Figure-3 shows the electroshock circuit design with capacitor (4) and resistor (5) added according to the intended use. Due to its nature, the capacitor (4) primarily stores the first incoming current as if there is a short circuit in the circuit. That is, when the capacitor (4) is added and the conduction starts by interrupting the insulation of the tube (3), the capacitor (4) stores energy and when the conduction is interrupted, it continues to deliver the stored energy for a while. Due to this feature of the capacitor

(4), the time when the pulse is applied can be adjusted with the capacitor (4) at the output added to the circuit. When the pulse is applied, the capacitor (4) continues to deliver the energy it has stored after the circuit is interrupted.

With the resistor (5) added to the circuit according to the purpose of use, the operation of the circuit can be adjusted within the desired range and protection can be provided to the circuit. For example, if the internal resistance of the circuit is 500 ohms (working inside the body), 50000 resistance can be placed. If the body resistance is 50000 ohms (direct contact mode operation), a 3 megohm resistor can be used. When specified as a range, this value is greater than 10000 ohms and less than 1 gigaohm. The resistor

(5) also provides a resistance value between 10000 ohms and 50000 ohms in case the circuit is only desired to be used inside the body (2).

In the case where the arrows are not stuck in said circuit (in the case of an open circuit), the high voltage can multiply and damage the elements before it. In order to prevent this situation, discharge is provided over the selected resistance value. Adjusting the working range is determined according to the desired working style. If it is desired to work only inside the body (2), a lower resistance value can be used. By selecting the resistance value of 50-100 times the selected resistance value, both safety and operating range are determined. For example, when the internal resistance of the body is 500 ohm and the resistance value of 50k is selected, the current completes itself from 500 ohms, which is the easy way, i.e., from the human body. By means of the circuit developed with the invention, it is possible to make a stun gun with a touch mode, with cable or in bullet shape. The body resistances of the three models mentioned are different from each other. For this reason, as mentioned above, the operating range should be determined before determining the resistance value. If it is thought that the arrows are not stuck, the circuit will be an open circuit and the voltage on the components will increase and burn the circuit. The circuit is protected by providing discharge with the placed resistance (50k). However, it does not work in this way with touch mode.

A higher resistance value is used to ensure that one of the arrows is fully inserted and the other is not fully inserted, so that it remains within the desired operation. The expression that reads “if one of the arrows is stuck and the other is not fully stuck” is related to the output resistance. For example, if the output resistance is 500 ohms when the arrows are fully stuck, this value can be 50k ohms when one of the arrows is not stuck.

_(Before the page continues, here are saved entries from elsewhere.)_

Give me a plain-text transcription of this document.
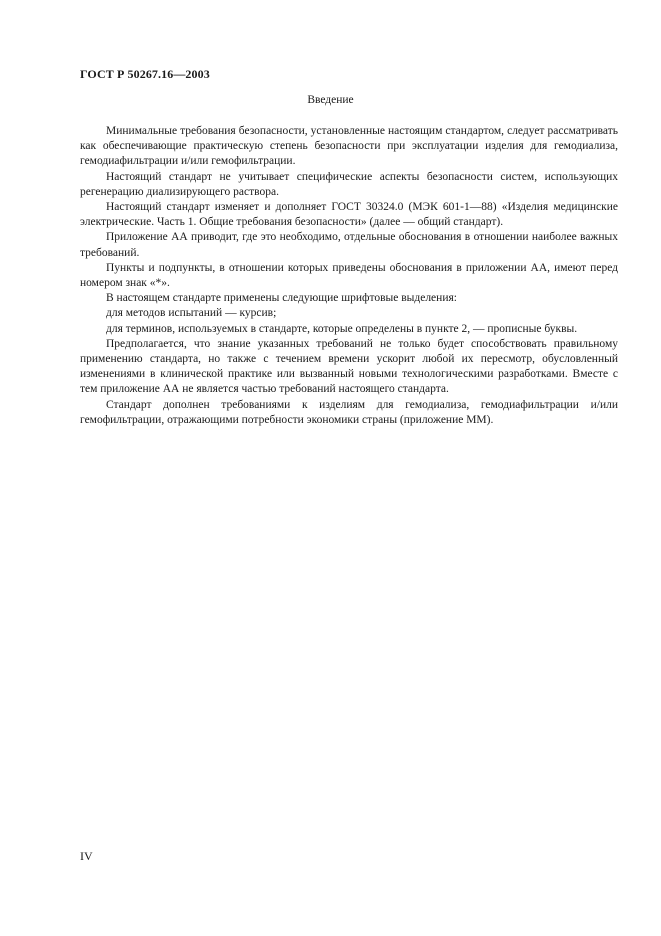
ГОСТ Р 50267.16—2003
Введение

Минимальные требования безопасности, установленные настоящим стандартом, следует рассматривать как обеспечивающие практическую степень безопасности при эксплуатации изделия для гемодиализа, гемодиафильтрации и/или гемофильтрации.

Настоящий стандарт не учитывает специфические аспекты безопасности систем, использующих регенерацию диализирующего раствора.

Настоящий стандарт изменяет и дополняет ГОСТ 30324.0 (МЭК 601-1—88) «Изделия медицинские электрические. Часть 1. Общие требования безопасности» (далее — общий стандарт).

Приложение АА приводит, где это необходимо, отдельные обоснования в отношении наиболее важных требований.

Пункты и подпункты, в отношении которых приведены обоснования в приложении АА, имеют перед номером знак «*».

В настоящем стандарте применены следующие шрифтовые выделения:

для методов испытаний — курсив;

для терминов, используемых в стандарте, которые определены в пункте 2, — прописные буквы.

Предполагается, что знание указанных требований не только будет способствовать правильному применению стандарта, но также с течением времени ускорит любой их пересмотр, обусловленный изменениями в клинической практике или вызванный новыми технологическими разработками. Вместе с тем приложение АА не является частью требований настоящего стандарта.

Стандарт дополнен требованиями к изделиям для гемодиализа, гемодиафильтрации и/или гемофильтрации, отражающими потребности экономики страны (приложение ММ).

IV
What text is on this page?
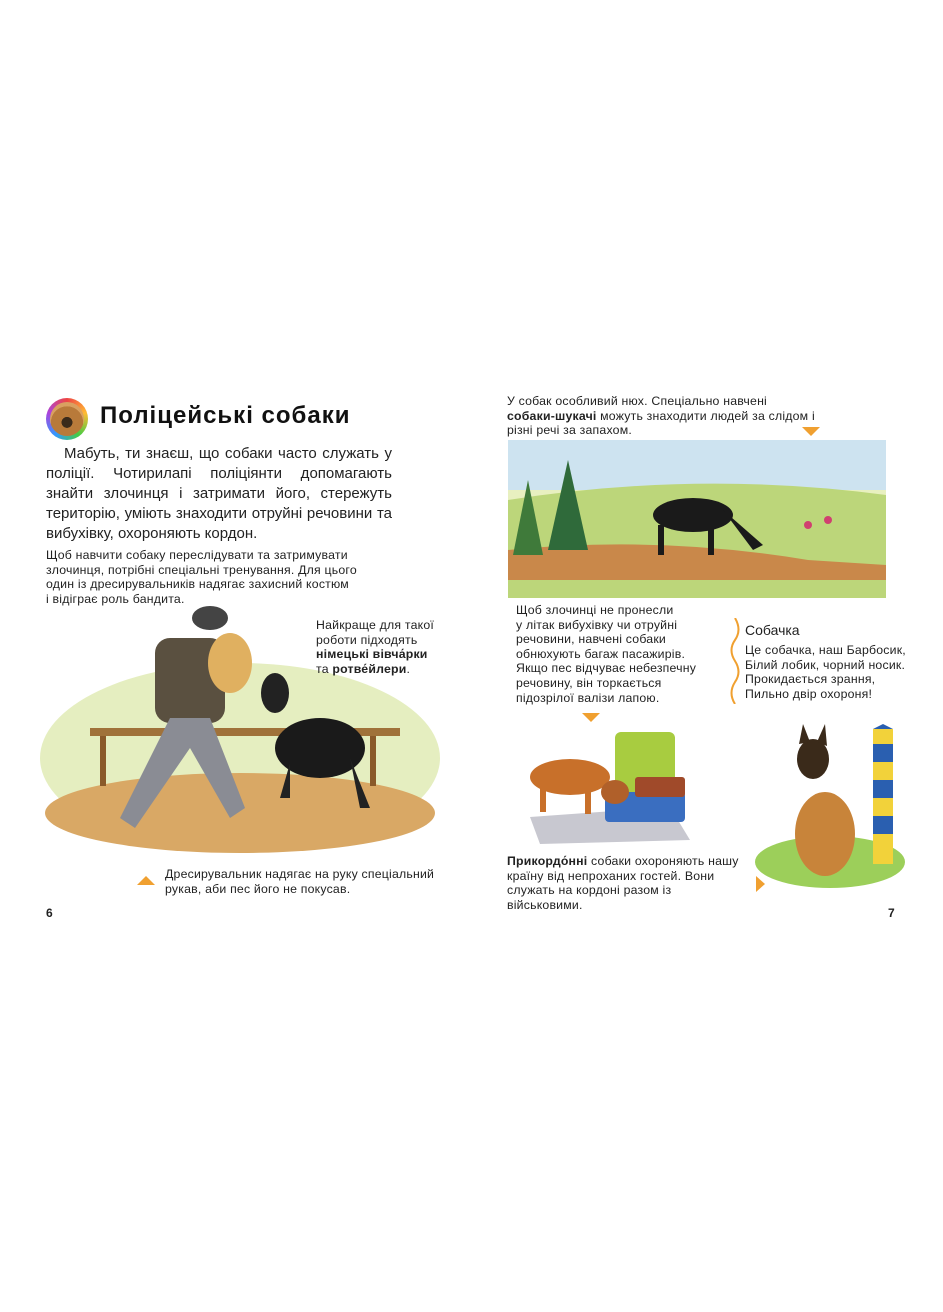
Поліцейські собаки
Мабуть, ти знаєш, що собаки часто служать у поліції. Чотирилапі поліціянти допомагають знайти злочинця і затримати його, стережуть територію, уміють знаходити отруйні речовини та вибухівку, охороняють кордон.
Щоб навчити собаку переслідувати та затримувати
злочинця, потрібні спеціальні тренування. Для цього
один із дресирувальників надягає захисний костюм
і відіграє роль бандита.
Найкраще для такої
роботи підходять
німецькі вівча́рки
та ротве́йлери.
Дресирувальник надягає на руку спеціальний
рукав, аби пес його не покусав.
6
У собак особливий нюх. Спеціально навчені собаки-шукачі можуть знаходити людей за слідом і різні речі за запахом.
Щоб злочинці не пронесли
у літак вибухівку чи отруйні
речовини, навчені собаки
обнюхують багаж пасажирів.
Якщо пес відчуває небезпечну
речовину, він торкається
підозрілої валізи лапою.
Собачка
Це собачка, наш Барбосик,
Білий лобик, чорний носик.
Прокидається зрання,
Пильно двір охороня!
Прикордо́нні собаки охороняють нашу країну від непроханих гостей. Вони служать на кордоні разом із військовими.
7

With the circuit developed by the invention, a design that can lock muscles even at a distance of 1 cm has been achieved.

It is an electroshock circuit in which the muscle is neutralized for the duration of the action by applying a pulsed signal, unlike the contact stun guns.

The developed shock circuit design occupies less space than half of the standard shock circuits. For this reason, by placing two different shock circuits inside the stun gun, both attackers can be neutralized easily, regardless of distance.